Pular para o conteúdo
BRASIL

E agora, ACM Neto?

Por: Jean Montezuma, de Salvador, BA

Não é novidade para ninguém que a direita baiana e os setores do empresariado que fizeram fortuna nos tempos de ACM, o avô, sempre trataram ACM Neto como sua grande aposta para retomar diretamente as rédeas da política na Bahia. Com o golpe de 2016, o recado foi dado, seria a hora de dar um basta também na Bahia ao pacto político que permitiu o PT governar por mais de uma década. Logo em seguida ao golpe, vieram as eleições municipais, e a vitória acachapante de ACM Neto sobre Alice Portugal (PCdoB) gerou na direita baiana uma clima de euforia. Seria apenas uma questão de tempo para que o recém reeleito prefeito logo se tornasse governador.

A verdade é que a corrida eleitoral para o Governo do Estado começou no dia seguinte após o término das eleições municipais de 2016. Rui Costa e ACM Neto vêm travando uma verdadeira batalha midiática, financiada por milhões em publicidade, ambos com a mesma estratégia de venderem a si mesmos como o modelo ideal de gestores. Agora, essa disputa vive dias decisivos. A portas fechadas, o prefeito ACM Neto tem se reunido com lideranças da direita na Bahia, e também quadros nacionais do seu partido, o DEM, do PSDB e MDB, além, é claro, de líderes do empresariado. Em pauta, a definição do lançamento, ou não, da sua candidatura.

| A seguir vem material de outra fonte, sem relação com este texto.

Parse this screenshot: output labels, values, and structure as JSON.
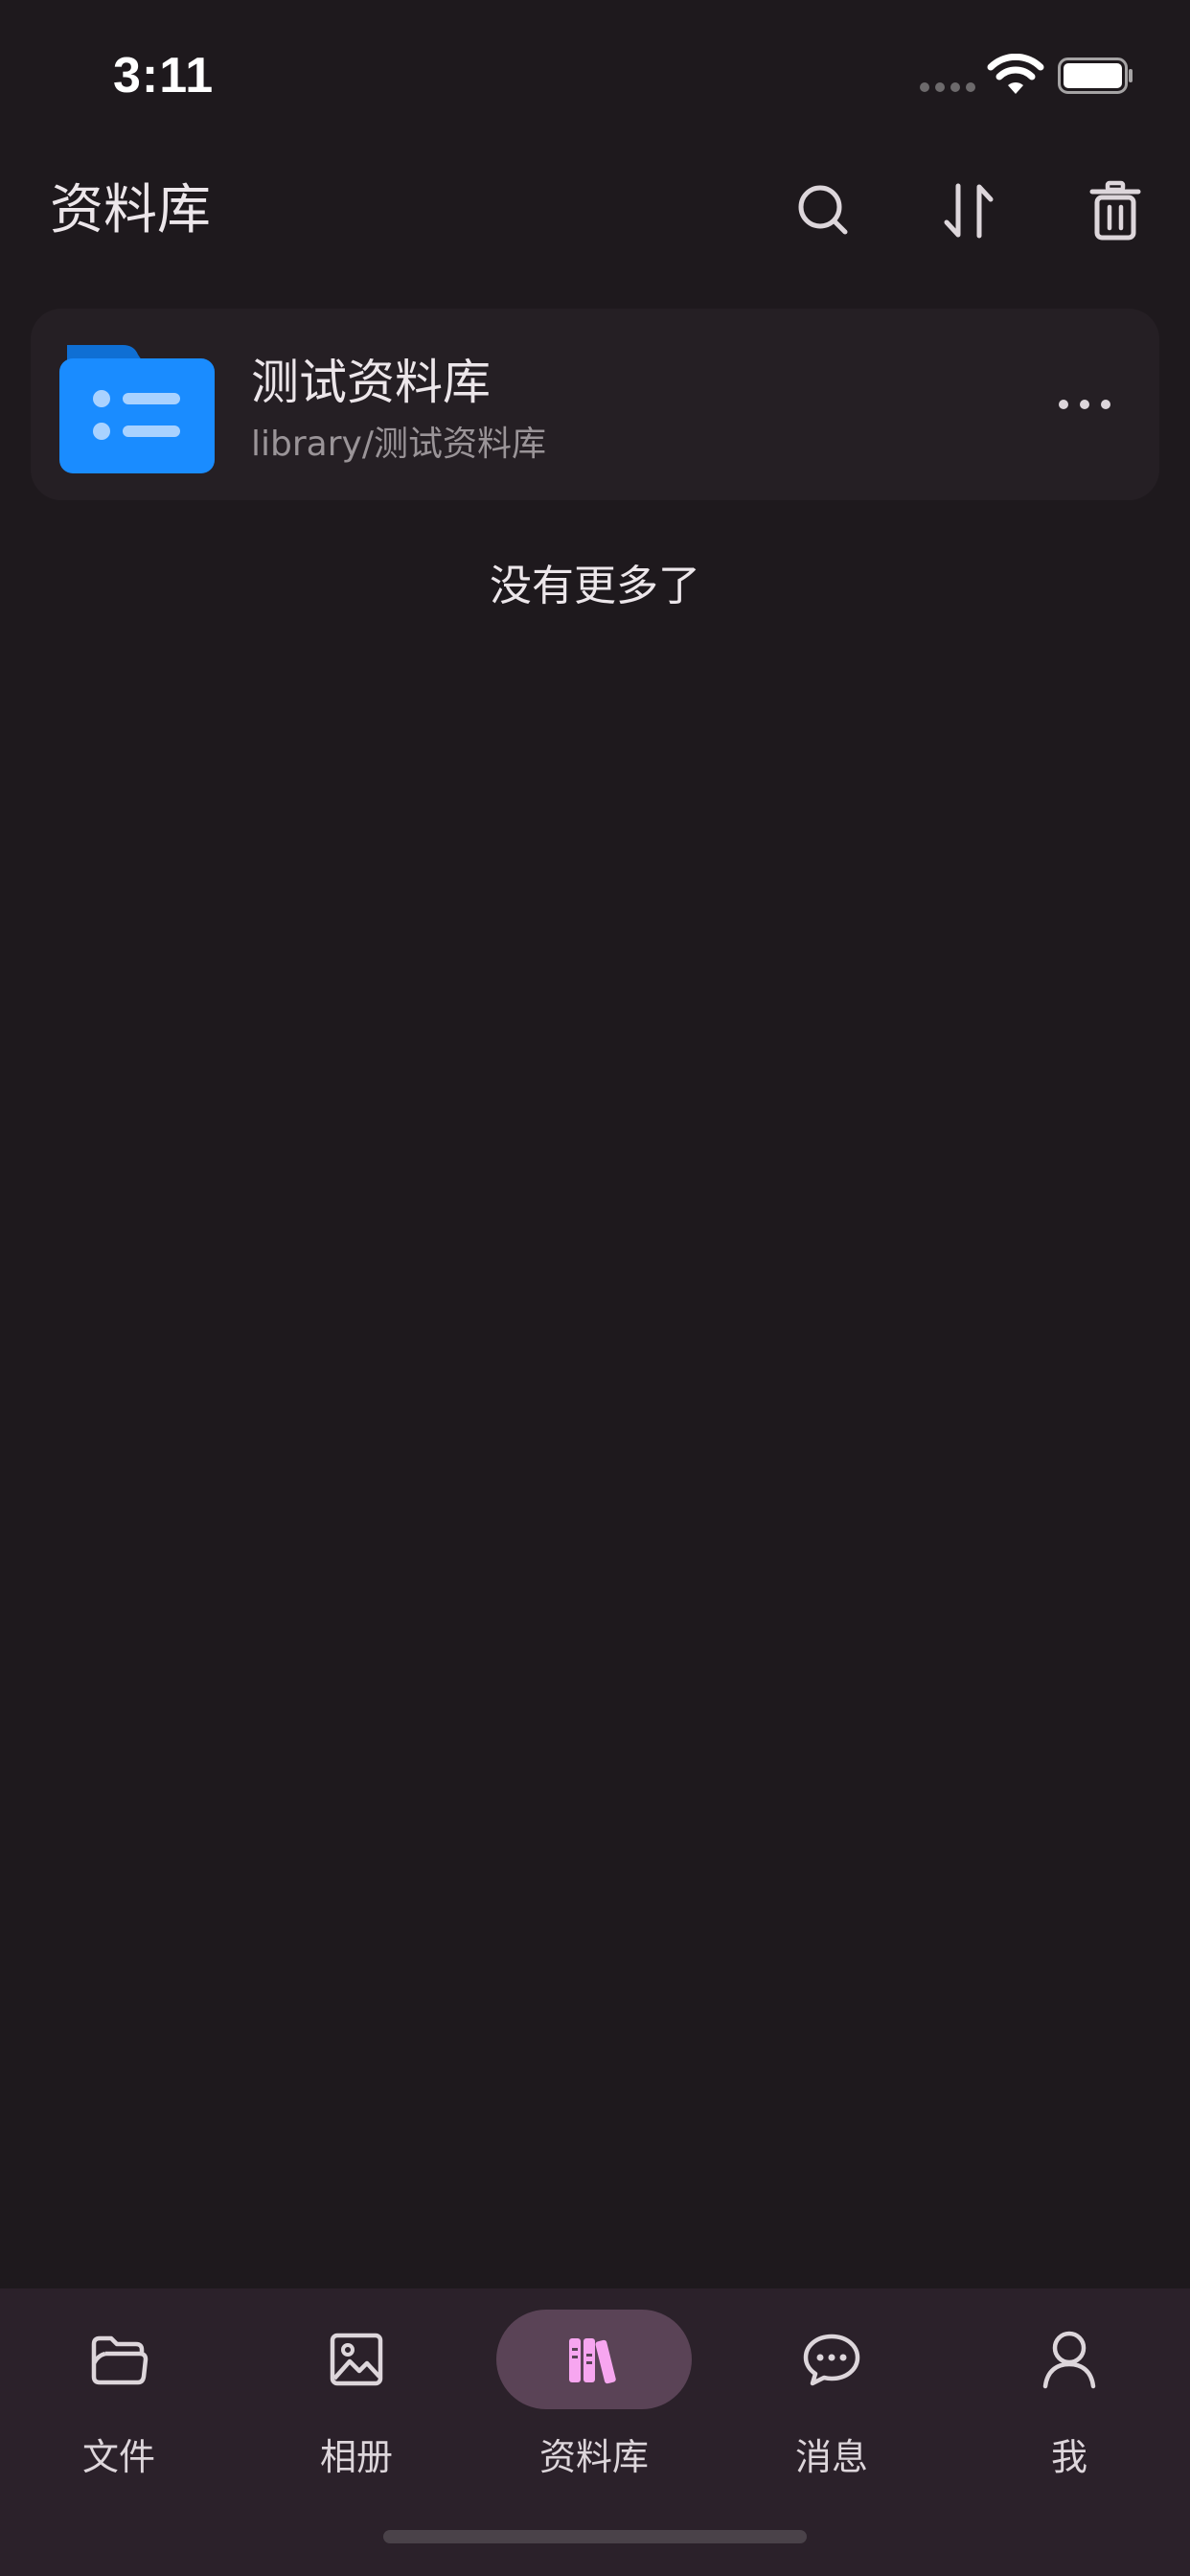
{
  "status_bar": {
    "time": "3:11",
    "icons": [
      "signal-icon",
      "wifi-icon",
      "battery-icon"
    ]
  },
  "header": {
    "title": "资料库",
    "actions": [
      "search-icon",
      "sort-icon",
      "trash-icon"
    ]
  },
  "library_list": {
    "items": [
      {
        "name": "测试资料库",
        "path": "library/测试资料库",
        "icon": "folder-icon"
      }
    ],
    "end_text": "没有更多了"
  },
  "bottom_nav": {
    "items": [
      {
        "label": "文件",
        "icon": "folder-open-icon",
        "active": false
      },
      {
        "label": "相册",
        "icon": "image-icon",
        "active": false
      },
      {
        "label": "资料库",
        "icon": "books-icon",
        "active": true
      },
      {
        "label": "消息",
        "icon": "chat-bubble-icon",
        "active": false
      },
      {
        "label": "我",
        "icon": "user-icon",
        "active": false
      }
    ]
  },
  "colors": {
    "background": "#1e191d",
    "card": "#251f24",
    "nav_background": "#2b212a",
    "nav_active_pill": "#5a4356",
    "active_icon": "#f7a6f0",
    "folder_blue": "#1a8cff",
    "text_primary": "#ece6ea",
    "text_secondary": "#9a9498"
  }
}
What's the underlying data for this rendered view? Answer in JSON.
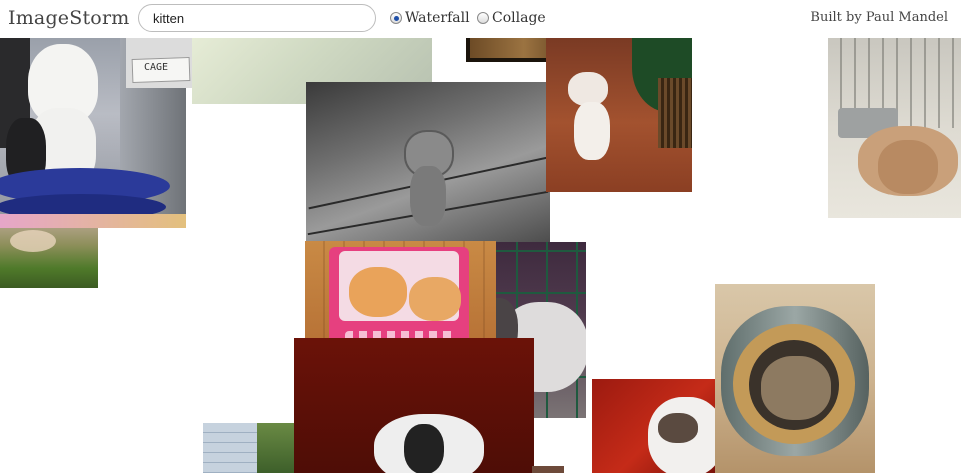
{
  "app": {
    "title": "ImageStorm"
  },
  "search": {
    "value": "kitten"
  },
  "modes": [
    {
      "label": "Waterfall",
      "selected": true
    },
    {
      "label": "Collage",
      "selected": false
    }
  ],
  "credit": {
    "prefix": "Built by",
    "author": "Paul Mandel"
  },
  "images": {
    "kitten_cage": {
      "sign": "CAGE"
    }
  }
}
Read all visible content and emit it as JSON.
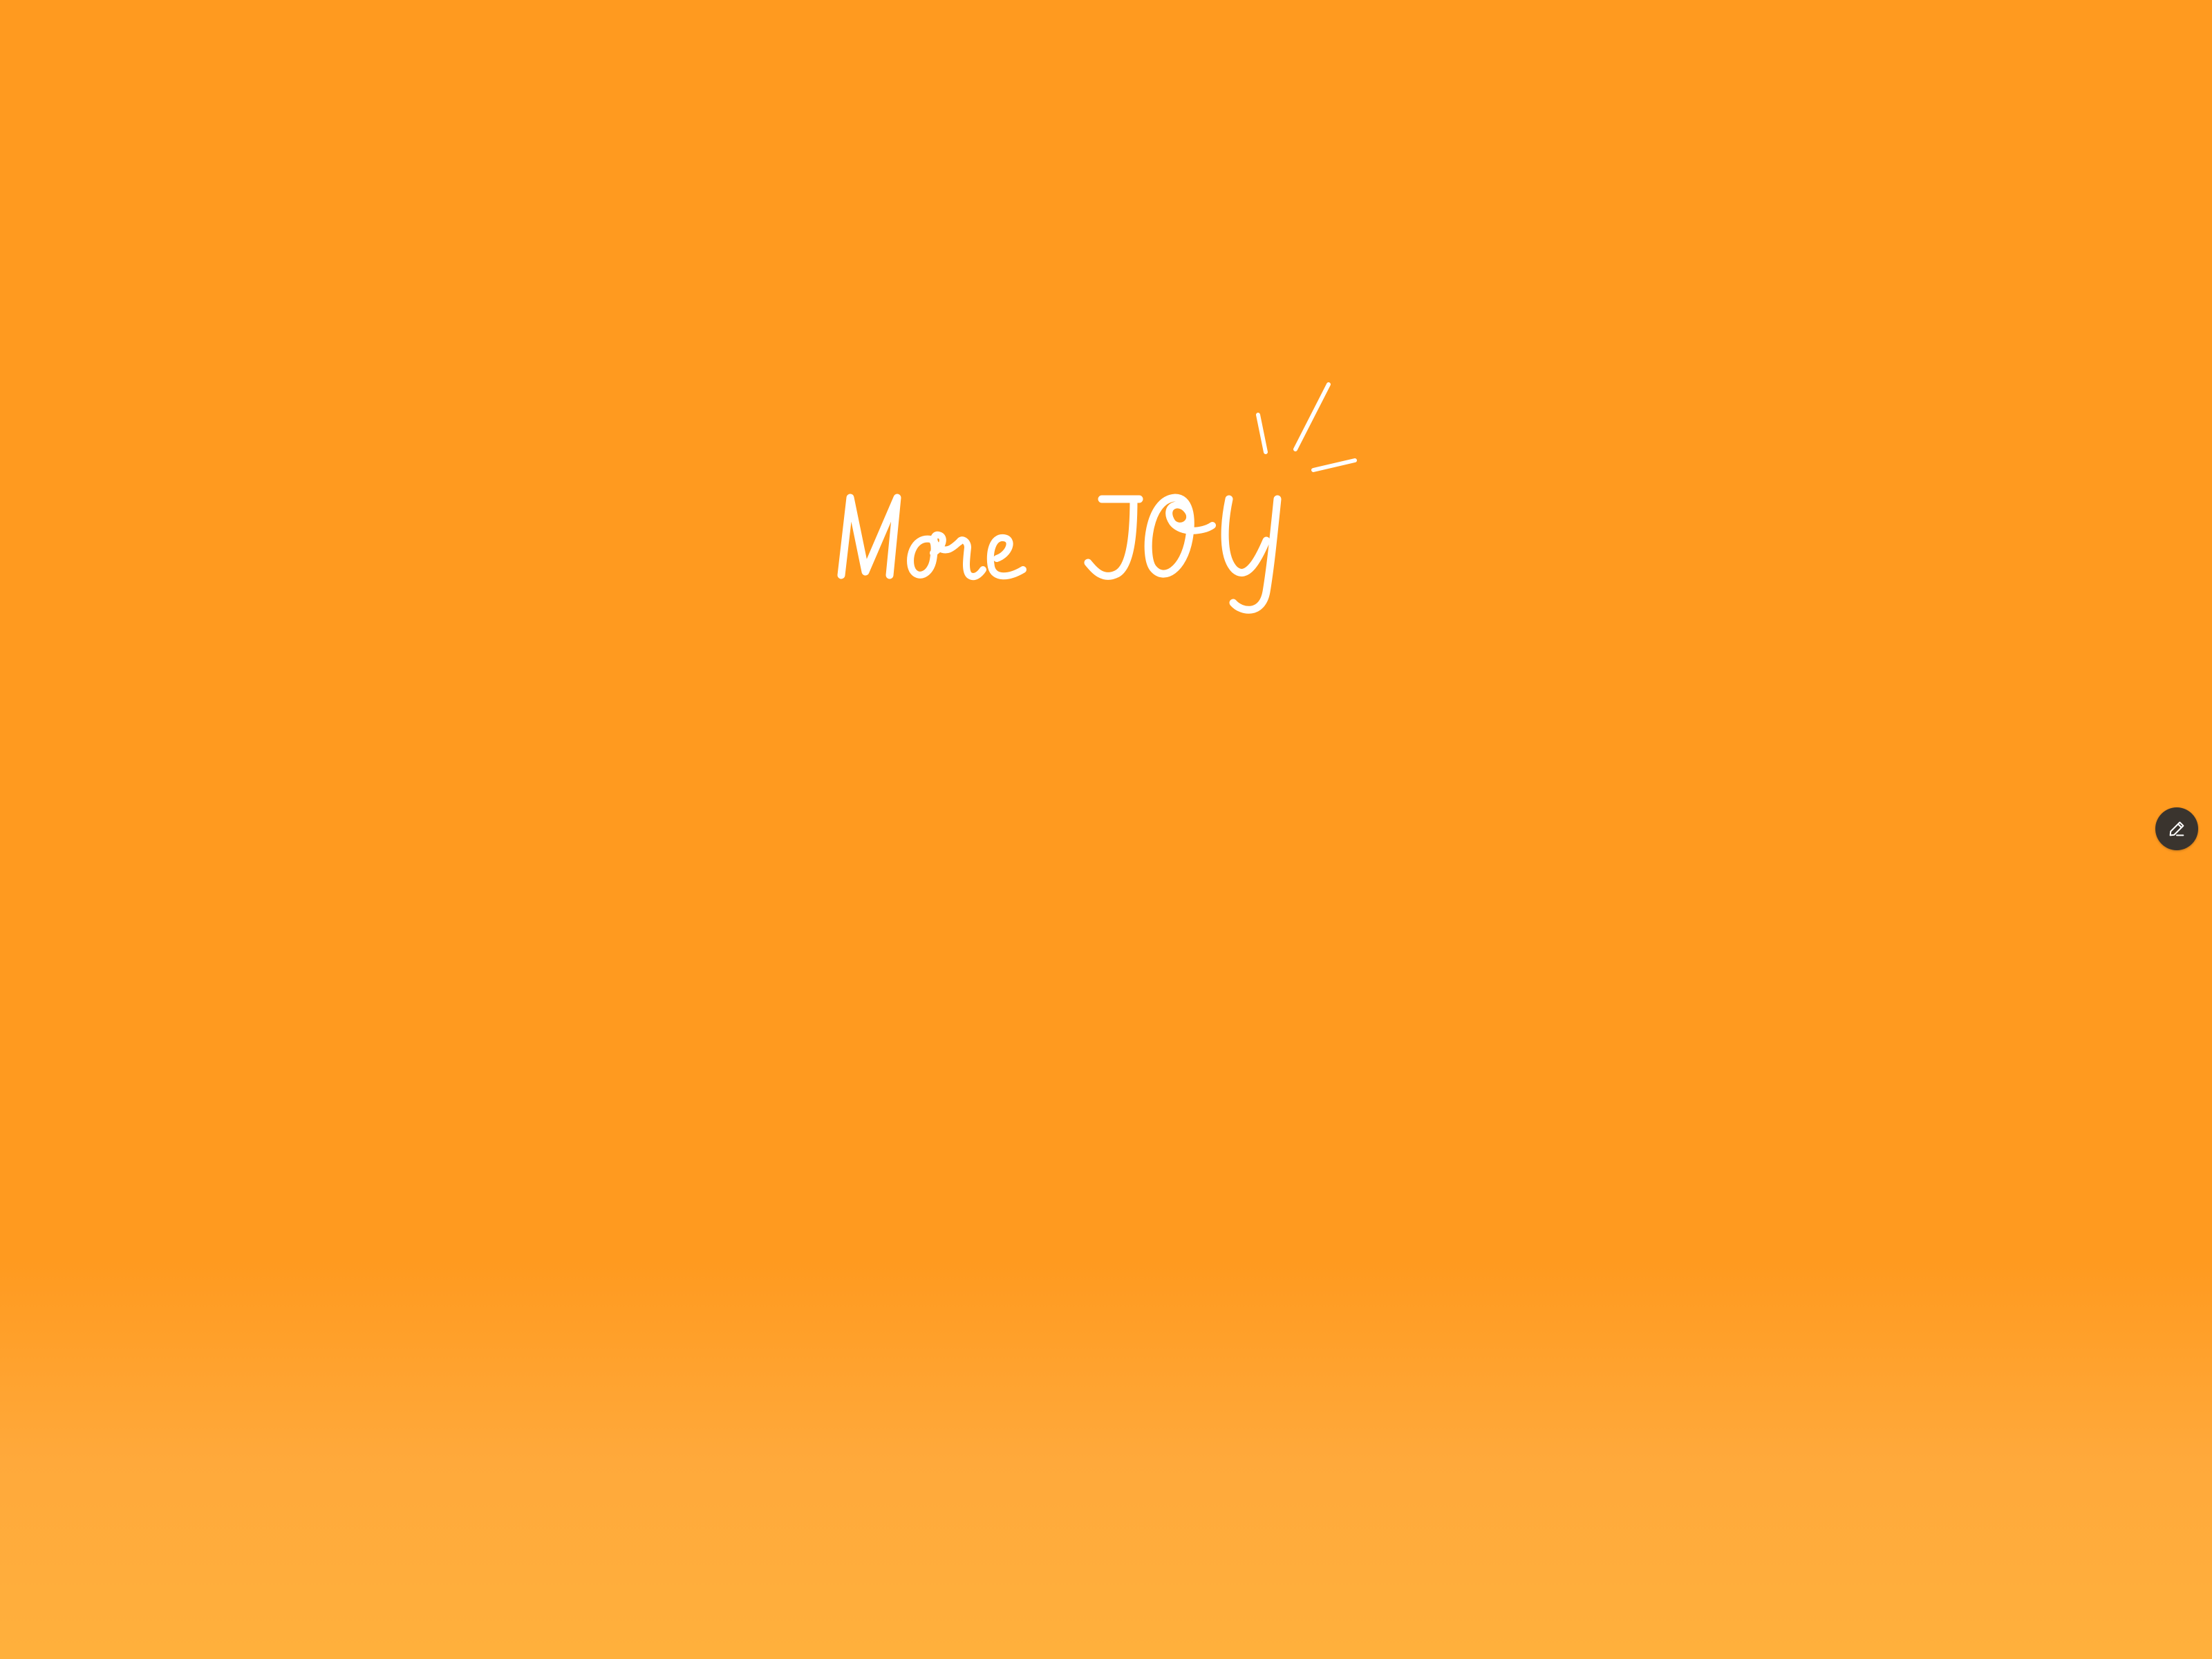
{
  "canvas": {
    "background_top": "#ff9a1f",
    "background_bottom": "#ffb03c",
    "headline": "More JOY",
    "headline_color": "#ffffff"
  },
  "toolbar": {
    "edit_icon": "pencil-edit-icon",
    "edit_button_color": "#3a342e"
  }
}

Acontece que agora, o que parecia inevitável em 2016 já se tornou indefinido. Por maior que tenha sido sua movimentação, ACM Neto não conseguiu cooptar setores importantes da base aliada do governo Rui Costa. O governador petista, após o golpe, atuou decididamente para fortalecer os seus laços com os golpistas. Não à toa, seus principais aliados são o vice-governador João Leão (PP) e o senador Otto Alencar (PSD), ex-carlistas de carteirinha e líderes de partidos que votaram pelo impeachment da presidente Dilma.

De olho na reeleição, para se manter no poder, Rui Costa radicalizou na política de aliança com os “de cima”, enquanto para nós, os “de baixo”, primou a intransigência no díalogo com o funcionalismo, o conservadorismo diante de questões como a educação, onde vem estimulando o modelo militar como o ideal, e a criminalização da pobreza e extermínio da juventude negra, como resposta a questões como insegurança pública. Esse tem sido o modelo de governabilidade praticado pelo governador petista.

Sem conseguir fazer desidratar a base de apoio a Rui Costa, o que desequilibraria a seu favor a balança da disputa no Interior (PSD e PP dirigem respectivamente 82 e 57 prefeituras), ACM Neto se vê agora diante de um processo eleitoral que se desenha difícil e incerto. Caso renuncie à Prefeitura para concorrer ao governo e saia derrotado, ACM Neto seria impedido de concorrer às eleições municipais de 2020 para o cargo de prefeito. Isso o colocaria diante de um cenário onde ficaria quatro anos sem mandato. Inaceitável para alguém que fez carreira na política desde os 23 anos de idade.

A burguesia que faz negócios na Bahia sabe que pode contar com o governo Rui Costa, reconhece que a política econômica do governo do petista não é antagônica aos seus interesses. Porém, com a inflexão da situação política do país, que teve no golpe um marco, estavam decididos a colocar no pálacio de Ondina um filho genuíno seu, um herdeiro de uma tradição política conservadora que, durante décadas, governou a Bahia e contribuiu para que um dos estados mais ricos do país fosse também um dos mais perversamente desiguais.

Em caso de desistência de ACM Neto, a direita baiana terá que administrar uma situação difícil. Por um lado, não preparou um plano B, não existe nenhum outro nome com o perfil do carlista, por outro, figuras mais tradicionais, como o ex-governador Paulo Souto, já foram derrotados em outras oportunidades. Já os irmãos Vieira Lima (Geddel e Lúcio), tão proeminentes no impeachment, hoje são cartas fora do baralho. Em tempo, uma polarização entre Rui Costa e ACM Neto, ou entre Rui Costa e outro nome apresentado pela direita, será uma armadilha perigosa.

Ainda que não se possa reduzir estes polos a “seis por meia dúzia”, ou “farinha do mesmo saco”, reducionismos que em nada nos ajudam, ambos defendem uma política econômica e um projeto para a Bahia voltados para o andar de cima, incapazes, portanto, de mexer com as estruturas, de tocar nas raízes das desigualdades e injustiças sociais. Um polo porque sempre foi privilegiado e vive às custas dessas desigualdades, já o outro porque, mesmo após tudo que vem ocorrendo no Brasil pós-golpe, parece ter abandonado a luta por superá-las de forma radical.”